At the tail-end of last week, Capcom delivered a multi-platform release of the Resident Evil 2 Remake – the so-called ‘1-shot’ demo that gives users just 30 minutes to play a very small portion of the full game. It’s shaping up to be a beautiful game that sees the consoles push higher-end features of the foundation RE engine for the first time, and it also sees the developer make some fascinating technical choices for both the vanilla and enhanced consoles. Meanwhile, the PC version opens up a vast array of possible settings, but based on the experience the demo delivers, the top-end experience does require some meaty hardware.
So just how does the remake push the RE engine harder than before? All versions of the demo showcase a filmic per-object motion blur, each surface that is smooth enough receives screen-space reflections, and the game makes extensive use of volumetric lighting and a bokeh depth of field. We’ll be looking at the final version more closely to fully confirm this, but the lavish volumetric effects look quite a lot like the frustum voxel aligned type we have seen in many games this generation, giving any and every light a chance to illuminate the fog.
When all of those effects are combined together, we are looking at a highly atmospheric and smooth-looking game – and that is just the environments.
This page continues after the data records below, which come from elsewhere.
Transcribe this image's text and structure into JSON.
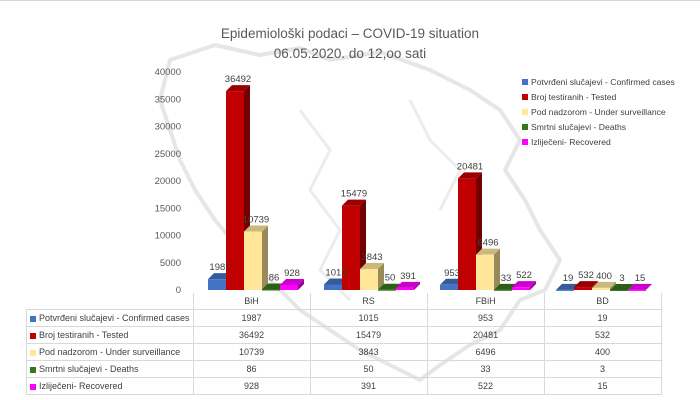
{
  "chart_data": {
    "type": "bar",
    "style": "3d-clustered-column",
    "title": "Epidemiološki podaci – COVID-19 situation",
    "subtitle": "06.05.2020. do 12,oo sati",
    "categories": [
      "BiH",
      "RS",
      "FBiH",
      "BD"
    ],
    "series": [
      {
        "name": "Potvrđeni slučajevi - Confirmed cases",
        "color": "#4472c4",
        "values": [
          1987,
          1015,
          953,
          19
        ]
      },
      {
        "name": "Broj testiranih - Tested",
        "color": "#c00000",
        "values": [
          36492,
          15479,
          20481,
          532
        ]
      },
      {
        "name": "Pod nadzorom - Under surveillance",
        "color": "#ffe699",
        "values": [
          10739,
          3843,
          6496,
          400
        ]
      },
      {
        "name": "Smrtni slučajevi - Deaths",
        "color": "#38761d",
        "values": [
          86,
          50,
          33,
          3
        ]
      },
      {
        "name": "Izliječeni- Recovered",
        "color": "#ff00ff",
        "values": [
          928,
          391,
          522,
          15
        ]
      }
    ],
    "xlabel": "",
    "ylabel": "",
    "ylim": [
      0,
      40000
    ],
    "yticks": [
      0,
      5000,
      10000,
      15000,
      20000,
      25000,
      30000,
      35000,
      40000
    ],
    "grid": false,
    "legend": "right",
    "data_labels": true,
    "data_table": true
  }
}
Character modelling is also top-notch with realistic animations both in and out of cutscenes, and a lot of weight and physicality – from the way zombies react to the velocity of your gunfire, all the way down to the subtle animation on Leon’s hair as he trudges down the dark hallways. There are other technical tricks designed to showcase the high fidelity assets: when you bring the camera on around Leon up close, the game spawns a tight shadow-casting light directly above his head, following the camera. It may not be physically correct, but it serves to highlight the lifelike details of the player model – another neat trick for the smoke and mirrors that is real-time rendering.